Knowledge Transfer Sessions

Knowledge Transfer Sessions

Over the past few months our team has been doing retrospectives on a regular basis at the end of every sprint. This kind of naturally evolved as a result of some people expressing that they didn't understand how certain things worked. It has grown to include providing feedback to the team on any investigation tasks that are done and how a particular technology works. This also helps eliminate having a single point of failure if someone isn't at work, as the rest of the team have at least has an idea of how something works.


Like I mentioned above, these sessions initially started as a result of people questioning how certain things worked during our retrospectives. Everyone in the team agrees that they provided a really great benefit and ever since we have been having them consistently. Some of the topics that we have recently had are as follows:

  • Deployment Process
    At my current client, they have a really convoluted process in order to get your code into the production environment. This involves finding an available date, filling out a lots of documentation and talking to the right people. I was the only one in the team that actually knew the process and so in order to spread the knowledge, I created a Trello board where each of the cards are steps that need to take place. It also included templates and sample documents so that the other people know what to fill out. In this way, if I'm not at work for whatever reason, anyone in the team can easily follow the process.

  • Cucumber Testing
    We have also recently started using Cucumber in order to have some sort of automation testing on one of our front end clients. This task was given to a particular person in the team who done some investigation into how to setup the environment as well as writing a single test. They then demoed this to us in a session and explained the process of writing a test, how execution worked, how to switch browsers etc. This then gave the team the foundation on which they could go forward and write their tests.

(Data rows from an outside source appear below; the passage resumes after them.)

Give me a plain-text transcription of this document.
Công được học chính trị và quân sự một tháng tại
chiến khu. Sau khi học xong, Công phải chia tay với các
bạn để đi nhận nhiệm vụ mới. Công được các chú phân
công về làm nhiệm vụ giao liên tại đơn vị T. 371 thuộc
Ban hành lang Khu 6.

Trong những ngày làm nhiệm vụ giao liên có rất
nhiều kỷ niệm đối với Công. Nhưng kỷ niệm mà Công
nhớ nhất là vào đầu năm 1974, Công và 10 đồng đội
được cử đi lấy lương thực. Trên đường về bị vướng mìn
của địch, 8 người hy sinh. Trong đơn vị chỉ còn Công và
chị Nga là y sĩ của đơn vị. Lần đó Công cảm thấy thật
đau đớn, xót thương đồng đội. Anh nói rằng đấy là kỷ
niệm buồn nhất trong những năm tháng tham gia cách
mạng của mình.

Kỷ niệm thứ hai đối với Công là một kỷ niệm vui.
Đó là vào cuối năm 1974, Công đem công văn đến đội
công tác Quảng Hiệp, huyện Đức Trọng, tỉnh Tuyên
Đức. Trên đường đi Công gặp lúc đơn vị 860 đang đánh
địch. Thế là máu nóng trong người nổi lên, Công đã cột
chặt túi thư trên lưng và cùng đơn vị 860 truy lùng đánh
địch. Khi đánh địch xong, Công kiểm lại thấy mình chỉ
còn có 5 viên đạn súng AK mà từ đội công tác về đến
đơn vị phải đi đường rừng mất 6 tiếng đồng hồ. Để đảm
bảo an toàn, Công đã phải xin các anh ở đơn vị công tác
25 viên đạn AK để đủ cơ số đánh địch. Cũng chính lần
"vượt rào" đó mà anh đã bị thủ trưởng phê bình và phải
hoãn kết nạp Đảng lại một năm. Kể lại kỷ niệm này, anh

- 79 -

If you would like some ideas that you could use in your sessions, you could choose some of the following:

  • How Git/Mercurial/TFS works
  • A look in the testing tools that are used by testers.
  • Any tools that you create for internal use
  • How a particular technology, or tool set, works
  • Any processes that you have automated

Running a Session

The following are some of the items that we as a team do, when running a session

  • Topics
    I have a list in OneNote of all the topics that have been brought up before. In this way, we make sure that we don't forget about any of them and it makes it easier to choose one for an upcoming session.

  • Agenda
    Whenever I schedule a session, I quickly have a chat to the person who will be presenting it to agree on a high level agenda. In this way, each of the team members knows more or less what will be discussed and gives them some time to think about questions to ask.

  • Audience
    One important thing that is often overlooked is to identify who your audience is. Do you need to speak in business terms or will they understand your technical jargon? Also, do/don't they need to bring anything to the session, such as laptops.

  • Share the Materials
    Once the presentation has been done, if there are any materials that have been created then these need to be shared for future reference. At our client, they use SharePoint for this, so that's where we store our stuff. This also helps if someone is new to the team as they can just review the materials that have already been created.

Overall, these sessions have been really helpful to the whole team and I hope that by sharing our experiences and processes you can gain some benefit from this as well.